Cut the head, get rid of the body


There is some place in Blantyre, where pub talk is usually diverse. There are three bars within the complex: one for those who like loud music and the other two for gurus who like sipping the ‘stuff’ as they tackle all sorts of issues in debate.

It is in one of the later where we are. We started with the more popular common bar before one of us suggested that the subject we were dissecting deserved a more ‘private’ place.

And this subject has come in a very funny way, although it has graduated into a serious debate.


It starts with one of the young men in the group, who talks of how his neighbour beat his wife and ended up becoming a subject of ridicule in the community.

“Eti zoona kumenya mkazi n’kumuotchera zovala zonse (just imagine beating a woman and setting her clothes on fire)? Things some men do leave me disappointed since I was born a man,” he says.

“What did the wife do to deserve such barbaric treatment?” I ask.


The young man tells us that the man had discovered that the wife was cheating on him and rumour had it that he found the lover ‘in action’ with his wife.

“Nanga osangomusiya mkaziyo (why not just divorce the woman)? Really, why should a husband set someone’s clothes on fire? He will just be burdened in spending more money to replace the clothes,” says my friend Grawel.

But some young man with grey hair for a moustache says we are wrong in demonising the husband. He says there is nothing as devastating as finding out you are sharing a woman with another man – be it a wife or girlfriend.

“The husband was even right to set ablaze the clothes because those may have been the things that were making her look good, to the point of the other man coaxing her into bed,” he says.

“Zofoyira basi, kupanda nzeru kumeneko (its’ just crazy and dull reasoning). The wife can continue ‘prostituting’; the best he would have done was eject her from the matrimonial home because he achieved nothing by beating her and setting her clothes ablaze. In fact, that did not solve the problem,” Grawel says.

“But don’t you think it is better to maintain the devil you know than divorcing her and start scouting for a new one. Guys, let us learn to forgive, even the Bible advocates so!” Exclaims ‘Atsogoleri’ Rob M.

But our controversial ‘foot soldier’ Joe bashes the reasoning.

“Atsogoleri’, you and me know that the worst thing a man can tolerate from a wife, or even lover, is to have someone partaking in his bedroom specialty. Any man who can forgive the wife after catching her red handed deserves to be admitted to that other special hospital in Zomba.”

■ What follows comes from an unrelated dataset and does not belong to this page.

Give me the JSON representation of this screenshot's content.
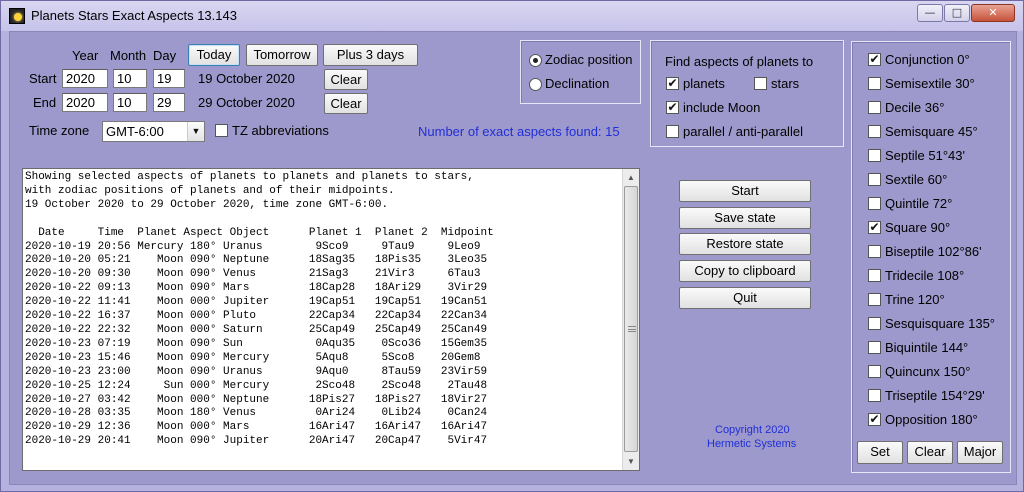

I come in: “And what happens if, and when, we, men, are caught by our wives and lovers in the act of adultery? Are we better placed to sin than women? Have you, people, read a book called Animal Farm? This tendency of being harsh on women and thinking women should be soft on us actually perpetuates the notion that ‘some animals are more equal than others’, as advocated in the ‘Animal Farm’.”

“Then, we should all adopt the concept of ‘Cut the head, get rid of the body’ when any party to marriage vows is caught in adulterous acts. Zizingothapo basi, bandi igawane zida [the relationships should just end]!” says Joe, ending the debate with a round.